第17章−3 異世界の禁書庫はピンクです(3)

 現在、大神官長の国葬で王国がドタバタしている今、オレは王城に監禁状態になっていた。


 わかりやすくいうと、やることがなくてものすごくヒマなのだ。

 書庫の本を読み尽くしたら、自然と、禁書庫へとオレの興味は移るだろうね。


 オレの言葉に、フレドリックくんは一瞬だけ驚いたような表情をする。


 う――ん、もしかしたら、フレドリックくんは、オレの怒りのはけ口になるつもりだったのかもしれないね。


 期待していた禁書庫が、全くの予想外のモノだったら、怒り狂う場合もあるだろう。


 護衛中は表情の変化に乏しいフレドリックくんだが、こうしてじっくり観察していると、無表情でないことがわかる。

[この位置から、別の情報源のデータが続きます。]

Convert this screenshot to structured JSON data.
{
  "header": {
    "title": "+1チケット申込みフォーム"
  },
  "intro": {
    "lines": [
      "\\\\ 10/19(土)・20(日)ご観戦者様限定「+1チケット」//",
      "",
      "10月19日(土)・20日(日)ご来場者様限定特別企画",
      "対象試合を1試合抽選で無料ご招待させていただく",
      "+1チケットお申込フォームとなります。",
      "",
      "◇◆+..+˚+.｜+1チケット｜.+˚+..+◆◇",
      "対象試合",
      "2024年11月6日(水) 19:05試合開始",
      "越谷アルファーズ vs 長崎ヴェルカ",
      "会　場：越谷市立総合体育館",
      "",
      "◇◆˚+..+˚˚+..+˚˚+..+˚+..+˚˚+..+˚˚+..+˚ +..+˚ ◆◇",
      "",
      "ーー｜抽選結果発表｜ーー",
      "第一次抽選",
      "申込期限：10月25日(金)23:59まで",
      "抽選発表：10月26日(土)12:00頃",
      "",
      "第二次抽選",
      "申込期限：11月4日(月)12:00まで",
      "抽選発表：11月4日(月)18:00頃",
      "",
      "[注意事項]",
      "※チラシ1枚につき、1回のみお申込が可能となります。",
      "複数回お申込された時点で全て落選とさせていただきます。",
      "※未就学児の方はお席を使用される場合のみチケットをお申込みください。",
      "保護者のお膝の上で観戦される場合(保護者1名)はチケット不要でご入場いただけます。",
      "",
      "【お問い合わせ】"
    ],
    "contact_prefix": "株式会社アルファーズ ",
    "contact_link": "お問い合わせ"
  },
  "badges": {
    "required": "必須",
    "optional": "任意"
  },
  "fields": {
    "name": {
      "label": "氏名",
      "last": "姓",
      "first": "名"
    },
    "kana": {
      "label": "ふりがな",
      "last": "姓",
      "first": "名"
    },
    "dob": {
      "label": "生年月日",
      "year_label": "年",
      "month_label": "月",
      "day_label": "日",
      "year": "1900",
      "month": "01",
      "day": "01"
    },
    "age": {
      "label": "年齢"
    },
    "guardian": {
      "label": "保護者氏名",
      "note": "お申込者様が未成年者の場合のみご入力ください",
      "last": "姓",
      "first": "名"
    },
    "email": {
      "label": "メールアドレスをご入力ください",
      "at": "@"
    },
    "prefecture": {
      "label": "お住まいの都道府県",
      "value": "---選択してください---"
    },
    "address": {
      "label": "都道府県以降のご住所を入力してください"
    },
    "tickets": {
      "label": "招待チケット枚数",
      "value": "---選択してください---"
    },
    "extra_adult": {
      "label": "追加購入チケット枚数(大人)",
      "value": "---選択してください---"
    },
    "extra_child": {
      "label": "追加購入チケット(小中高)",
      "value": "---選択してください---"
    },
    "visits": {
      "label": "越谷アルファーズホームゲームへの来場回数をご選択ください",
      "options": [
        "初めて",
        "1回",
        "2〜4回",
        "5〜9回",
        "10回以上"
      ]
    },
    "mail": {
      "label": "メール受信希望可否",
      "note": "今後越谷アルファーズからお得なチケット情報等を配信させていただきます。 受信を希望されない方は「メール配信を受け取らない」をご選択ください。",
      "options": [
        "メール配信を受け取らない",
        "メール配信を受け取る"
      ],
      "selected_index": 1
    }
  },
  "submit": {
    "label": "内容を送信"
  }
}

 むしろ、そのかすかな表情の変化を見つけるのが、今のオレのひそかな楽しみになっていた。じっくり見ていて飽きないんだよね。

 というか、ドリアのキラキラ眩しい顔を見ているよりも、フレドリックくんくらいなのが落ち着くというか、安心できるというか……。


 フレドリックくんの見守る優しい視線を感じ、オレの沈み切っていた心は、ゆっくりとではあったが浮上していった。


 *****


 五日前から、王太子の『誠意』で、オレは禁書庫内の本を閲覧できるようになっていた。

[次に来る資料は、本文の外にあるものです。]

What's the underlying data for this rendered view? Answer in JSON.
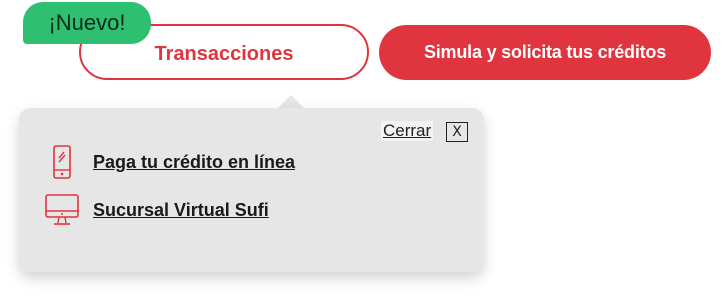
{
  "header": {
    "badge_label": "¡Nuevo!",
    "transacciones_label": "Transacciones",
    "simula_label": "Simula y solicita tus créditos"
  },
  "popover": {
    "close_label": "Cerrar",
    "close_x_label": "X",
    "items": [
      {
        "label": "Paga tu crédito en línea",
        "icon": "mobile-phone-icon"
      },
      {
        "label": "Sucursal Virtual Sufi",
        "icon": "desktop-monitor-icon"
      }
    ]
  },
  "colors": {
    "brand_red": "#e0343e",
    "badge_green": "#2fbf71",
    "popover_bg": "#e6e6e6"
  }
}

 ちなみに、王太子から渡された『黄金の鍵』は、禁書庫自体の扉を開ける物理的な意味での鍵ではなく、禁書庫への入室を許されたことを証明する『証』であった。


 許可証を得たオレは、禁書庫の禁書が読み放題になったのだが……。


 世の中は、オレに対してそんなに甘くはなかったのだ……。


 当然のことながら、禁書庫の中は禁書だらけだったよ。もう一度、言うけど、禁書だったよ。

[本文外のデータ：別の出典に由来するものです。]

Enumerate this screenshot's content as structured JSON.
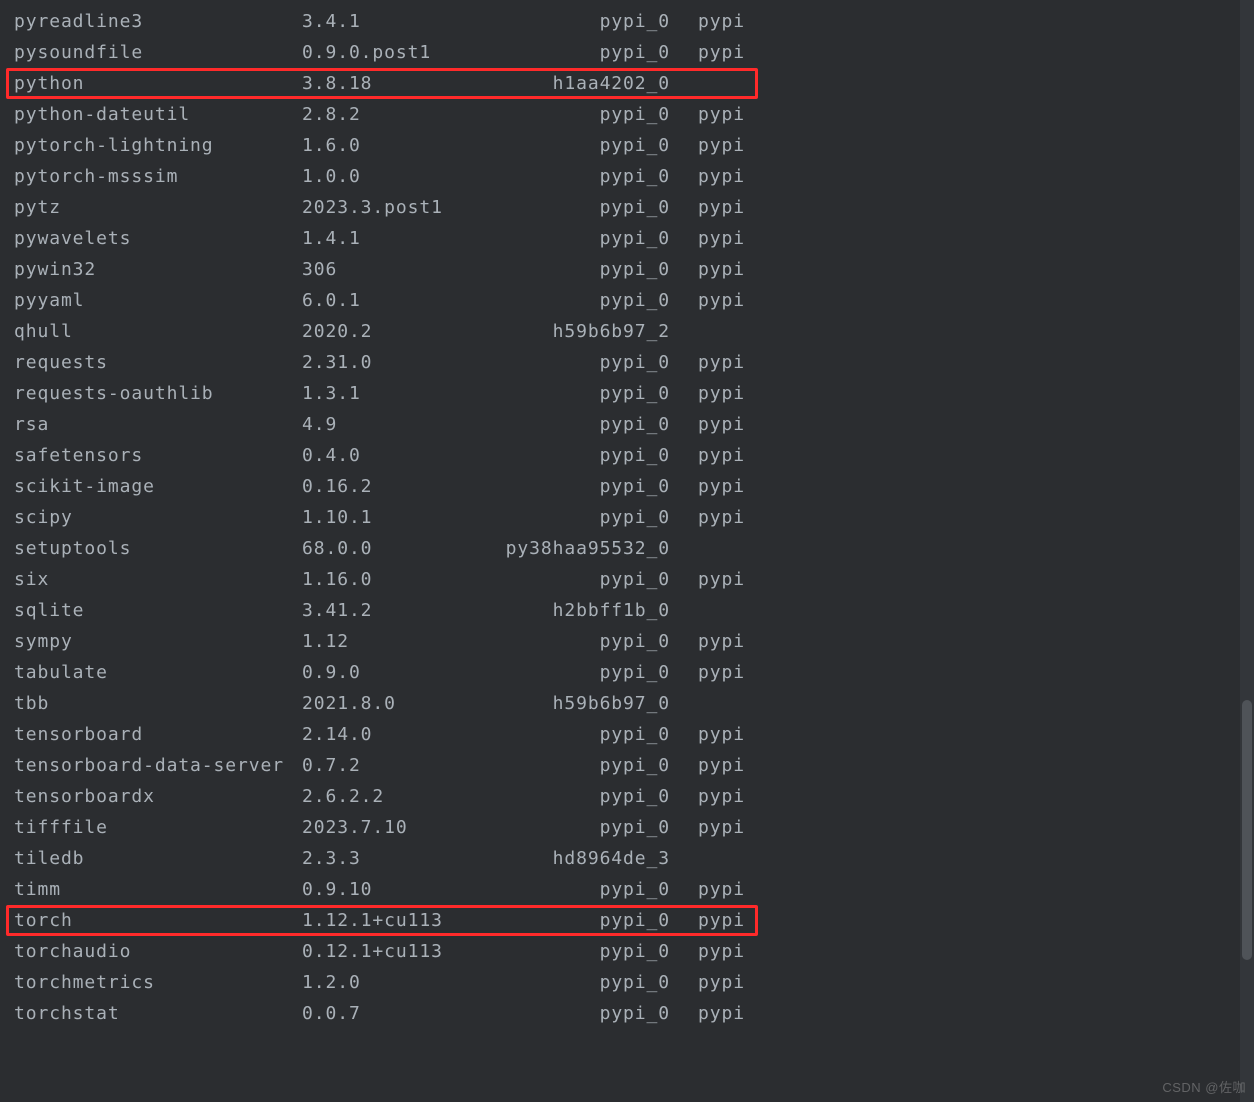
{
  "watermark": "CSDN @佐咖",
  "highlighted_indices": [
    2,
    29
  ],
  "packages": [
    {
      "name": "pyreadline3",
      "version": "3.4.1",
      "build": "pypi_0",
      "channel": "pypi"
    },
    {
      "name": "pysoundfile",
      "version": "0.9.0.post1",
      "build": "pypi_0",
      "channel": "pypi"
    },
    {
      "name": "python",
      "version": "3.8.18",
      "build": "h1aa4202_0",
      "channel": ""
    },
    {
      "name": "python-dateutil",
      "version": "2.8.2",
      "build": "pypi_0",
      "channel": "pypi"
    },
    {
      "name": "pytorch-lightning",
      "version": "1.6.0",
      "build": "pypi_0",
      "channel": "pypi"
    },
    {
      "name": "pytorch-msssim",
      "version": "1.0.0",
      "build": "pypi_0",
      "channel": "pypi"
    },
    {
      "name": "pytz",
      "version": "2023.3.post1",
      "build": "pypi_0",
      "channel": "pypi"
    },
    {
      "name": "pywavelets",
      "version": "1.4.1",
      "build": "pypi_0",
      "channel": "pypi"
    },
    {
      "name": "pywin32",
      "version": "306",
      "build": "pypi_0",
      "channel": "pypi"
    },
    {
      "name": "pyyaml",
      "version": "6.0.1",
      "build": "pypi_0",
      "channel": "pypi"
    },
    {
      "name": "qhull",
      "version": "2020.2",
      "build": "h59b6b97_2",
      "channel": ""
    },
    {
      "name": "requests",
      "version": "2.31.0",
      "build": "pypi_0",
      "channel": "pypi"
    },
    {
      "name": "requests-oauthlib",
      "version": "1.3.1",
      "build": "pypi_0",
      "channel": "pypi"
    },
    {
      "name": "rsa",
      "version": "4.9",
      "build": "pypi_0",
      "channel": "pypi"
    },
    {
      "name": "safetensors",
      "version": "0.4.0",
      "build": "pypi_0",
      "channel": "pypi"
    },
    {
      "name": "scikit-image",
      "version": "0.16.2",
      "build": "pypi_0",
      "channel": "pypi"
    },
    {
      "name": "scipy",
      "version": "1.10.1",
      "build": "pypi_0",
      "channel": "pypi"
    },
    {
      "name": "setuptools",
      "version": "68.0.0",
      "build": "py38haa95532_0",
      "channel": ""
    },
    {
      "name": "six",
      "version": "1.16.0",
      "build": "pypi_0",
      "channel": "pypi"
    },
    {
      "name": "sqlite",
      "version": "3.41.2",
      "build": "h2bbff1b_0",
      "channel": ""
    },
    {
      "name": "sympy",
      "version": "1.12",
      "build": "pypi_0",
      "channel": "pypi"
    },
    {
      "name": "tabulate",
      "version": "0.9.0",
      "build": "pypi_0",
      "channel": "pypi"
    },
    {
      "name": "tbb",
      "version": "2021.8.0",
      "build": "h59b6b97_0",
      "channel": ""
    },
    {
      "name": "tensorboard",
      "version": "2.14.0",
      "build": "pypi_0",
      "channel": "pypi"
    },
    {
      "name": "tensorboard-data-server",
      "version": "0.7.2",
      "build": "pypi_0",
      "channel": "pypi"
    },
    {
      "name": "tensorboardx",
      "version": "2.6.2.2",
      "build": "pypi_0",
      "channel": "pypi"
    },
    {
      "name": "tifffile",
      "version": "2023.7.10",
      "build": "pypi_0",
      "channel": "pypi"
    },
    {
      "name": "tiledb",
      "version": "2.3.3",
      "build": "hd8964de_3",
      "channel": ""
    },
    {
      "name": "timm",
      "version": "0.9.10",
      "build": "pypi_0",
      "channel": "pypi"
    },
    {
      "name": "torch",
      "version": "1.12.1+cu113",
      "build": "pypi_0",
      "channel": "pypi"
    },
    {
      "name": "torchaudio",
      "version": "0.12.1+cu113",
      "build": "pypi_0",
      "channel": "pypi"
    },
    {
      "name": "torchmetrics",
      "version": "1.2.0",
      "build": "pypi_0",
      "channel": "pypi"
    },
    {
      "name": "torchstat",
      "version": "0.0.7",
      "build": "pypi_0",
      "channel": "pypi"
    }
  ]
}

 鎖付図書、魔法で封印されている魔術書、豪華装丁されている本やら、表紙に錠前がついている本など、内容もさることながら、見た目からしてなにかしら云われがありそうな存在感はんぱない本が、ずらりとコレクションされていたんだ。


 歴史的、学術的、芸術的に貴重な本が目白押しだ。


 ウハウハ。ヒャッホ――ッ。


 ……と、オレは思っていた。

 信じていた。

 この五日間ずっと、それを信じていたよ。

 いや、信じたかった……と思う。


 本そのものの歴史を鑑みるに、たしかに、禁書庫に収蔵されている本は、製本技術の歴史については、研究対象になるね。

 その点においては、学術的に価値もある……だろう、おそらくだけど。


 豪華本の意匠や、装丁は、金箔、銀箔が使われ、宝石も散りばめられ、見事な挿絵もあり、芸術的な価値は……あるにはある。


 本によっては、魔術で封印されていたり、解呪しなければ読むことができなかったりと、封印魔術的観点からも、研究対象としての価値は……ありそうだね。そう思う研究者も、きっといるに違いないよ。


 そう……見た目は、ものすごく、高価で、貴重で、厳重に保管されていて当然のものだったよ。


 見た目だけね。


 何度も言うけど、見た目だけだよ。